Le Moulin is one of the prettiest of Paris' boulangeries but see the yellow tops on these canelés?
That's a no-no according to Paula Wolfert and top pastry chefs of Bordeaux. These little cakes originated over 300 years ago either by nuns (nuns get a lot of credit for creating cakes in France by the way) or else by poor Bordelaises down by the waterfront with bits of leftover flour and egg yolk etc.
Next stop Maison Lemoine originating in Bordeaux with branches in St.-Emilion, Sarlat, Cap-Ferret.
Even Lemoine's logo is a canele cake
They sell the preferred copper molds or moules to make these puppies or you can find silicone molds in any Paris pastry supply shop.
Lemoine makes a soft/moille canele and a crispy or croustillant version with a more crunchy caramelized outer shell. Both had a cakey aroma or nez. The crispy version can be quite chewy.

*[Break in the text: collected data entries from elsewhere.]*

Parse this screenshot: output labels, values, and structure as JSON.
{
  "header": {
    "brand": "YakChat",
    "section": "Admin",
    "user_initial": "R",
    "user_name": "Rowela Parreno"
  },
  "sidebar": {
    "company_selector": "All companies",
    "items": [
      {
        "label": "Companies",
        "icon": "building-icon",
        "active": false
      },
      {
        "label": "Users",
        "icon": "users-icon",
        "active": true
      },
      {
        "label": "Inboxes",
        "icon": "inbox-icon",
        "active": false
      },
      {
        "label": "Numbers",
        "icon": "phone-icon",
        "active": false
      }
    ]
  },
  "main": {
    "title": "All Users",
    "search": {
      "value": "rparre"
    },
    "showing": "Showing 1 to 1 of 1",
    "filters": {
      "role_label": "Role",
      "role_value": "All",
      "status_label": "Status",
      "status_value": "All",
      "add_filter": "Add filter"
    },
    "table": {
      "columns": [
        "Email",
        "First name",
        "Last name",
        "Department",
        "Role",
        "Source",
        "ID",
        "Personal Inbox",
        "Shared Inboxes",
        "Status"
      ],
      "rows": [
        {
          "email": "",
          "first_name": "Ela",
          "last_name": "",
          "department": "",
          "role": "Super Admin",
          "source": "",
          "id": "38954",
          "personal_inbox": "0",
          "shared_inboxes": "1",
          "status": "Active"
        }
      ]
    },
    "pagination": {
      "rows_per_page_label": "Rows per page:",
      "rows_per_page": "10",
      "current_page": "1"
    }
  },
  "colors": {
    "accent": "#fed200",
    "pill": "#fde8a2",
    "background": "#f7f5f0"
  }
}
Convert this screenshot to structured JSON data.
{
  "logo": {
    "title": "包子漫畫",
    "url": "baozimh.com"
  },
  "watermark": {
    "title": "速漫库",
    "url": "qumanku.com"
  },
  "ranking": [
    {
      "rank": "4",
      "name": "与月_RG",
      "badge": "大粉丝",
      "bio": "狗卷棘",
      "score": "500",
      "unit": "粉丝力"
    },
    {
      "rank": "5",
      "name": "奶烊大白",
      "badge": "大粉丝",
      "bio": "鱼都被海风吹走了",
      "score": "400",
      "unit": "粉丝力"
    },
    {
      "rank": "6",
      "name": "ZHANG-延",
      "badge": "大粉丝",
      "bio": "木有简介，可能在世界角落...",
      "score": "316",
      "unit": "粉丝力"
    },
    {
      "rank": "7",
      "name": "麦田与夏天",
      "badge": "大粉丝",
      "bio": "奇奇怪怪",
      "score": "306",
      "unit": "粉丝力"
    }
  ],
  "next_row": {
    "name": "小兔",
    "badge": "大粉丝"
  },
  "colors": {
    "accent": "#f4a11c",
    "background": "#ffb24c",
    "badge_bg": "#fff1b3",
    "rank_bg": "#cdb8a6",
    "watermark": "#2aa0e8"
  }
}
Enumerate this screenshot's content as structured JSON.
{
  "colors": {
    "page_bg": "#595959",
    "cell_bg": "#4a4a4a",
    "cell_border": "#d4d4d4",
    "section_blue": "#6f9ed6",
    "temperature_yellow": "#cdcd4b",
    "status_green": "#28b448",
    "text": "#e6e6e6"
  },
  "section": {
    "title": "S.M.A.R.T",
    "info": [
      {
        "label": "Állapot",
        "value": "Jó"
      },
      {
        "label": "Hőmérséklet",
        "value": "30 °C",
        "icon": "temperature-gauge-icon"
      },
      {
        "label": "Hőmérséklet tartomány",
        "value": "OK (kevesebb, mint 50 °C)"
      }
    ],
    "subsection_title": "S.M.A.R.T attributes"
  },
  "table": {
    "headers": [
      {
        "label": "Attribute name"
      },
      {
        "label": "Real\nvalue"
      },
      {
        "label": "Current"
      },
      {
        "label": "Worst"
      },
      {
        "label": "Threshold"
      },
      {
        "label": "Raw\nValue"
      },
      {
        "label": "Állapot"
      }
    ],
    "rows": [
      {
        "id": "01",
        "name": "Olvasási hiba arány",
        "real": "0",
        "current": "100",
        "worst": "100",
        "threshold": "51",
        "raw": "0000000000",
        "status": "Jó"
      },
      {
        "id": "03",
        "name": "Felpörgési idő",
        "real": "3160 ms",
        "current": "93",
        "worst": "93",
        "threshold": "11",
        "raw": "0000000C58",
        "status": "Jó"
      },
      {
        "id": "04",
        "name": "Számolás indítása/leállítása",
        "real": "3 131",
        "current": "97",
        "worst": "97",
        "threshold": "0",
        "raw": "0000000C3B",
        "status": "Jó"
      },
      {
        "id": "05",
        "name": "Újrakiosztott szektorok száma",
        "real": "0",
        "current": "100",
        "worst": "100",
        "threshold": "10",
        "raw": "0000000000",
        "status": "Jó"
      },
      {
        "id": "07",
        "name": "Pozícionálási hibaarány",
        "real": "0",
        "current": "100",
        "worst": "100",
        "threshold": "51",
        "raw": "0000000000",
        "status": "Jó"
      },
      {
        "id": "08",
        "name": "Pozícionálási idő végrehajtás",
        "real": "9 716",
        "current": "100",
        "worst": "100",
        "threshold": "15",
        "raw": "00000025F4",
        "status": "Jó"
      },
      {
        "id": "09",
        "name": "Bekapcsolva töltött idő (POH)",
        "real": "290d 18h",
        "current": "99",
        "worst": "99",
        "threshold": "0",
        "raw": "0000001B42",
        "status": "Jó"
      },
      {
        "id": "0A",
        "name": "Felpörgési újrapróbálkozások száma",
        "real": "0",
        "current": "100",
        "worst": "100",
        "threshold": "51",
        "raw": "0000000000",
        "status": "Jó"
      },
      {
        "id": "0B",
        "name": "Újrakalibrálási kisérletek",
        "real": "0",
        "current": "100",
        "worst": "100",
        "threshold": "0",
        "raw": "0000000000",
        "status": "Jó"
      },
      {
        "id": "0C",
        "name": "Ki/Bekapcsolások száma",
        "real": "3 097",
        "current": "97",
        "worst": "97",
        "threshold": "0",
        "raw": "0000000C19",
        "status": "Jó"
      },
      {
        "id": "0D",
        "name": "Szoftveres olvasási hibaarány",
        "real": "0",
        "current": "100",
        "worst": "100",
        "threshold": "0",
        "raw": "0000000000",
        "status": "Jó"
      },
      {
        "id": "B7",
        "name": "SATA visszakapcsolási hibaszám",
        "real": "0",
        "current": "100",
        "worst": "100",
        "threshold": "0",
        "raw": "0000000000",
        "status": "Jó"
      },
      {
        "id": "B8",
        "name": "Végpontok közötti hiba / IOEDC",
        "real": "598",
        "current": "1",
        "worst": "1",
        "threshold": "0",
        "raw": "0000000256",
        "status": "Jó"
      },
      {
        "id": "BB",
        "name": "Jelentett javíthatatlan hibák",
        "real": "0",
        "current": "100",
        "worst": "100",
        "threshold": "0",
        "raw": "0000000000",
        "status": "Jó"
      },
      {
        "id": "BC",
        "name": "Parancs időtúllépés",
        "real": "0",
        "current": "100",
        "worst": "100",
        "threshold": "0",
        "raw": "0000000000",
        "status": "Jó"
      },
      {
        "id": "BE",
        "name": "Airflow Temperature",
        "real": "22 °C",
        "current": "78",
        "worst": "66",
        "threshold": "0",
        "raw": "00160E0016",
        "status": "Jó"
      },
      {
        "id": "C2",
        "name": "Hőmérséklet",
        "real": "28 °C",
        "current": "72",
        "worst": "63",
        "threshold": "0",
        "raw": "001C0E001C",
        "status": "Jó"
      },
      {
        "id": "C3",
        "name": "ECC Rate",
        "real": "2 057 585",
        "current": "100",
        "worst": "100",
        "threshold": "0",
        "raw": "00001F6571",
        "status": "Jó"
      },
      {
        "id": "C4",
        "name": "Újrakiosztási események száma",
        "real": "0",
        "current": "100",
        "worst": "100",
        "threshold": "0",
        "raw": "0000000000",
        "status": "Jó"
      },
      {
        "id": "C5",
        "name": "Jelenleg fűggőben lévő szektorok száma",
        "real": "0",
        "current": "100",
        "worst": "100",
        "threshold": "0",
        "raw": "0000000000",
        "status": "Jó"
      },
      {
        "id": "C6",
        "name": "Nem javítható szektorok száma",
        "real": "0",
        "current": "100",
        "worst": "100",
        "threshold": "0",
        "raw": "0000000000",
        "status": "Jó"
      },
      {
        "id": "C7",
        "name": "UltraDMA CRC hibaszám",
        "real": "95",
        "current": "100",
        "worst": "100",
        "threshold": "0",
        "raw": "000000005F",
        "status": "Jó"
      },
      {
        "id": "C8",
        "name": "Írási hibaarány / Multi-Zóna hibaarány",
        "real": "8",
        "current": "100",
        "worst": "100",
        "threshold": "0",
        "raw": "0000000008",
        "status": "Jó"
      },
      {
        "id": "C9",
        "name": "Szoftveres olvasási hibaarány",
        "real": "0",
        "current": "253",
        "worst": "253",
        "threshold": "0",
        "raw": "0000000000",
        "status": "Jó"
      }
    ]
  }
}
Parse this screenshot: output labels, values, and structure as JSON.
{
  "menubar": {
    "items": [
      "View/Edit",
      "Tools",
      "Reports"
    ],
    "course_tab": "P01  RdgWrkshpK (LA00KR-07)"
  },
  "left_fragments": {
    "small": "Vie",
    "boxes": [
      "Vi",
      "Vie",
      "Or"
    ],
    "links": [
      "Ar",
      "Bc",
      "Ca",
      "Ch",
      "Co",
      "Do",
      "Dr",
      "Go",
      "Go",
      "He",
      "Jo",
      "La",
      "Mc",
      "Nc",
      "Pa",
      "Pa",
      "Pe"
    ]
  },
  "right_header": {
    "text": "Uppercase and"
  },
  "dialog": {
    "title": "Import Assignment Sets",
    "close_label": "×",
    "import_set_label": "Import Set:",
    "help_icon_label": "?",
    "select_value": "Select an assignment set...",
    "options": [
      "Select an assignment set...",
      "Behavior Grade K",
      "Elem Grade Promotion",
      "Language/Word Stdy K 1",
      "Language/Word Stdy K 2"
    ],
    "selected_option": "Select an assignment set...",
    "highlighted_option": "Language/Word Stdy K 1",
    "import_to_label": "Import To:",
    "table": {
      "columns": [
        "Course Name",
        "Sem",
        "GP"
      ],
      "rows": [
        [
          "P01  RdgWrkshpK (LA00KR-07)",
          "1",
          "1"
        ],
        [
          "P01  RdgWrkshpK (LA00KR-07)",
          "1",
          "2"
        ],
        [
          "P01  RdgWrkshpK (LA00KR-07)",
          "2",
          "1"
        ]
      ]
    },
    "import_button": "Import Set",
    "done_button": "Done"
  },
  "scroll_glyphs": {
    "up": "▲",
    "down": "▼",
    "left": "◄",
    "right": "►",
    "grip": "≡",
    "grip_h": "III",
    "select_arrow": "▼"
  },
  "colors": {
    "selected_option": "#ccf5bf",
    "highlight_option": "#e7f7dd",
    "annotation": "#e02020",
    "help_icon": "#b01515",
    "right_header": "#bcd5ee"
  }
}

Just across the street on rue St. Dominique patisserie Jean Millet is a member of Relais Desserts so anything they do is generally delish.
Note the spelling here all you ex-French teachers!
Only authentic cakes from Bordeaux are allowed to use the single N in the spelling. It's the law according to 88 pastry chefs of Bordeaux who hold dear the secret recipe to this little cake.
Only about 1 1/2" high but there's a lot of protection for this recently back-in-fashion pastry - just the past 20 years or so.
The biggest Bordeaux brand of canele is Baillardran. They have a shop in gare Montparnasse.
They offer 3 levels of quality. I got the 'traditional', their top canele with visible flecks of vanilla, a rummy aroma and a little red paper crown for 2.30 euros.
Still after tasting as many of Paris' best example to be found on a rainy Sunday afternoon none comes close to the artisanally made canele by Lucette from La Noix Patiente/ the patient nut of the Perigord fair at Montmartre. I should have known and not gone off on a tasting tangent that has left me with a tummy ache. These little cakes are meant to be eaten just one at a time. And multiple taste-testing by one person is not such a hot idea. I guess I'll have to visit Perigord if I want another ONE!